DevOps is about coordinated effort and integration between development and operations teams. DevOps engineers primarily focus on overcoming issues between these two generally solid groups, encouraging better communication and coordinated effort. They strive to automate processes, execute consistent integration and deployment, and monitor framework performance to guarantee a smooth, streamlined software development lifecycle.
Requirements
Platform engineering requires a profound comprehension of system architecture, cloud computing, and software development. It’s essential to have a firm grasp of programming languages, database management, and networking. Besides, figuring out the standards of unwavering quality, versatility, and security is vital in this role.
DevOps requires an extraordinary blend of skills. It demands skill in coding, scripting, and automation tools and a thorough comprehension of IT tasks. A DevOps specialist should be able to code, test, and deploy applications, manage infrastructure and operations, and collaborate successfully with various teams.
Tools
Platform engineers often use tools like Kubernetes, Docker, ArgoCD, and OpenShift for container orchestration, Terraform for the infrastructure as code, and Grafana, Prometheus, or comparative tools for checking and observability. These tools help create, manage, and operate the platform. Developers get a friendly overview of the entire platform with a developer portal, such as Port, Backstage, Cortex, etc.

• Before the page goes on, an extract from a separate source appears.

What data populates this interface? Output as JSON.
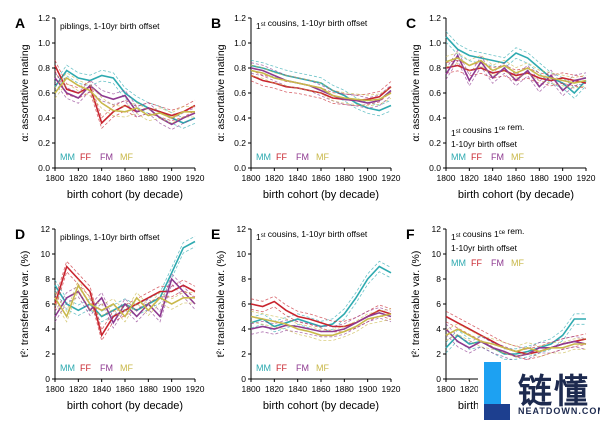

However, DevOps uses a comprehensive array of tools across the entire software development lifecycle. From coding tools like Git and Codefresh for CI/CD to Puppet, Ansible, and Chef for configuration management to Nagios and Splunk for observing and logging, DevOps tools focus on automating and streamlining each part of the development and operations processes.
Teams
In platform engineering, the group or team is composed of platform engineers, solution architects, and experienced engineers. Platform engineers work closely with developers, providing a steady, standardised environment where they can deploy their applications without stressing over the basic infrastructure.
DevOps teams are composed of development and operations professionals. They include designers, operation engineers, QA analysers, and security specialists. The objective of a DevOps team is to encourage coordinated effort and streamline the entire development lifecycle.
Conclusion
In short, an organisation’s choice between platform engineering and DevOps depends on various elements, including its sise, construction, objectives, and existing technological landscape. Platform Engineers offer an organised way to build and manage robust, scalable platforms tailored to explicit business needs, encouraging consistency and proficiency across development processes.
However, DevOps advances a cultural shift towards cooperation, automation, and continuous improvement, focusing on agility and development inside cross-functional groups or teams. While the two methodologies have particular merits, the ideal decision relies upon the organisation’s needs and preparation for change.
Ultimately, successful implementation requires a nuanced understanding of the organisation’s unique requirements and a commitment to fostering a culture of flexibility and consistent learning.